Per motivi ovviamente diversi, queste prime settimane del 2016 sono state caratterizzate da due personaggi lontanissimi tra loro, eppure così cari al grande pubblico: partiamo – per esigenze storiche – da David Bowie, “il Duca Bianco” rivoluzionario della musica, che ci ha lasciati qualche giorno fa, a 69 anni, dopo una vita fatta di eccessi, anche del suo talento musicale sterminato. In tanti, tantissimi lo hanno ringraziato: non solo per le belle canzoni scritte in 40 anni di carriera, ma anche per aver sdoganato il “personaggio strano” che c’era in lui – fin dai tempi di Ziggy Stardust – e che, probabilmente, c’è in tutti noi, in qualcuno più nascosto che in qualcun altro. Ma che importa! Non che io fossi un innamorato pazzo di David Bowie – tutt’altro – ma la sua “Let’s Dance” è bellissima, come certe sue interpretazioni cinematografiche, anche involontarie: lo ricordo, ad esempio, sul palco di un suo vero concerto a Berlino durante l’inquietante film “Christiane F., noi ragazzi dello zoo di Berlino”, una pellicola generazionale dell’epoca dello “sballo”. E i ragazzi, sballati, andavano proprio a vedere un concerto di David Bowie. Perchè li faceva sentire normali. E’ questo è stato il grande insegnamento dello stesso artista inglese, che negli ultimi decenni aveva infatti indossati i panni, per lui forse scomodi, della normalità. Ed è stato persino normale vedere e leggere di tanti giovani e meno giovani – che magari nemmeno conoscono le sue canzoni – piangere l’addio al “Duca Bianco” come, probabilmente, non farebbero nemmeno per il nonno e lo zio. 

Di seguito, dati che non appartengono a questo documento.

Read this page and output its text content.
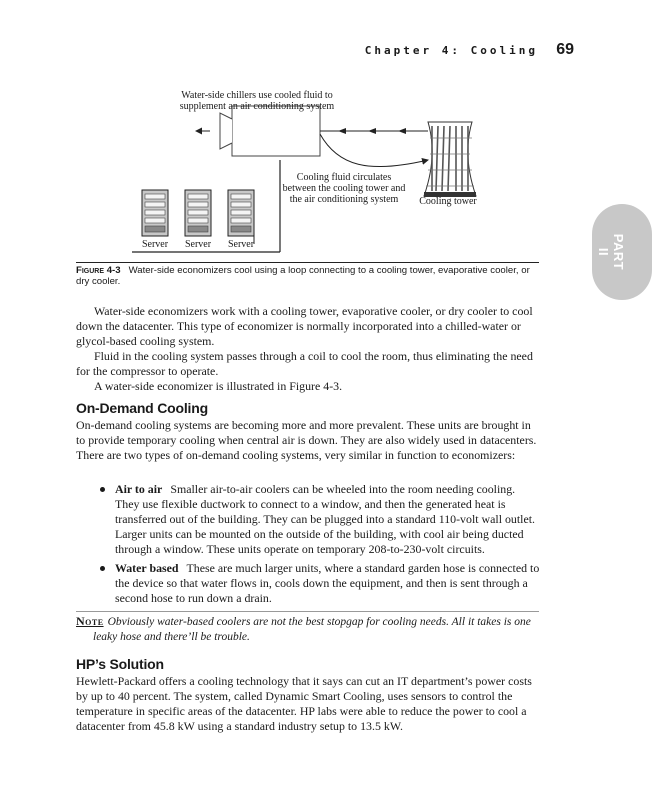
Chapter 4: Cooling 69
PART II
Water-side chillers use cooled fluid to supplement an air conditioning system
Cooling fluid circulates between the cooling tower and the air conditioning system	Cooling tower
Server	Server	Server
Figure 4-3 Water-side economizers cool using a loop connecting to a cooling tower, evaporative cooler, or dry cooler.

Water-side economizers work with a cooling tower, evaporative cooler, or dry cooler to cool down the datacenter. This type of economizer is normally incorporated into a chilled-water or glycol-based cooling system.

Fluid in the cooling system passes through a coil to cool the room, thus eliminating the need for the compressor to operate.

A water-side economizer is illustrated in Figure 4-3.

On-Demand Cooling

On-demand cooling systems are becoming more and more prevalent. These units are brought in to provide temporary cooling when central air is down. They are also widely used in datacenters. There are two types of on-demand cooling systems, very similar in function to economizers:

Air to air Smaller air-to-air coolers can be wheeled into the room needing cooling. They use flexible ductwork to connect to a window, and then the generated heat is transferred out of the building. They can be plugged into a standard 110-volt wall outlet. Larger units can be mounted on the outside of the building, with cool air being ducted through a window. These units operate on temporary 208-to-230-volt circuits.
Water based These are much larger units, where a standard garden hose is connected to the device so that water flows in, cools down the equipment, and then is sent through a second hose to run down a drain.
Note Obviously water-based coolers are not the best stopgap for cooling needs. All it takes is one
leaky hose and there’ll be trouble.
HP’s Solution

Hewlett-Packard offers a cooling technology that it says can cut an IT department’s power costs by up to 40 percent. The system, called Dynamic Smart Cooling, uses sensors to control the temperature in specific areas of the datacenter. HP labs were able to reduce the power to cool a datacenter from 45.8 kW using a standard industry setup to 13.5 kW.
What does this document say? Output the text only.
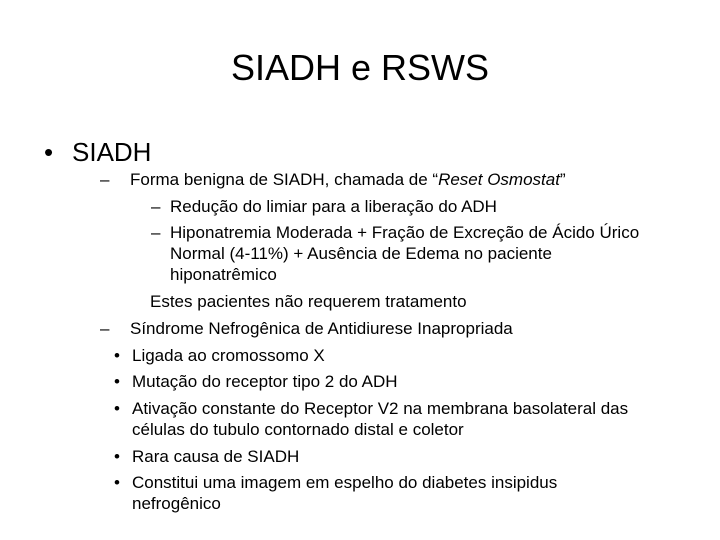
SIADH e RSWS
• SIADH
– Forma benigna de SIADH, chamada de “Reset Osmostat”
– Redução do limiar para a liberação do ADH
– Hiponatremia Moderada + Fração de Excreção de Ácido Úrico
Normal (4-11%) + Ausência de Edema no paciente
hiponatrêmico
Estes pacientes não requerem tratamento
– Síndrome Nefrogênica de Antidiurese Inapropriada
• Ligada ao cromossomo X
• Mutação do receptor tipo 2 do ADH
• Ativação constante do Receptor V2 na membrana basolateral das
células do tubulo contornado distal e coletor
• Rara causa de SIADH
• Constitui uma imagem em espelho do diabetes insipidus
nefrogênico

Normalità” è la parola chiave anche per Checco Zalone, nome d’arte di Luca Medici, avvocato barese classe 1977, super campione d’incassi, con oltre 52 milioni di euro guadagnati con il suo nuovo film “Quo Vado?” in nemmeno venti giorni di programmazione. E giù tutti, persino fini sociologi, a spiegare il perchè del successo di Checco Zalone, che da qualche film a questa parte (quattro ne ha fatti, tutti andati benissimo) ha stracciato tutti i mammasantissima della comicità all’italiana: non c’è più cinepanettone o Pieraccioni che regga, di fronte al suo straripante successo. Dovuto proprio alla normalità. Del suo pensiero, delle sue battute (al di là di qualche volgarità di troppo), della sua satira sui grandi fatti della storia dei giorni d’oggi (geniale la scena girata a Lampedusa con Checco Zalone che sceglie gli immigrati da accettare in Italia in base al fatto che sappiamo o meno giocare a calcio…). L’unico, altrettanto normale, nella sua comicità che potrebbe ancora fargli ombra è l’inarrivabile Lino Banfi, e infatti se lo è preso con sè, nella parte dell’onorevole che raccomanda tutti e dice di non mollare mai il posto fisso. Una coppia imbattibile. Con un filo di buonismo che fa chic e non impegna. Eche-bella-giornata-checco-zalone_650x435 Come ha detto, stavolta giustamente, Adriano Celentano, Checco Zalone è una medicina di cui nessuna farmacia dev’essere sprovvista.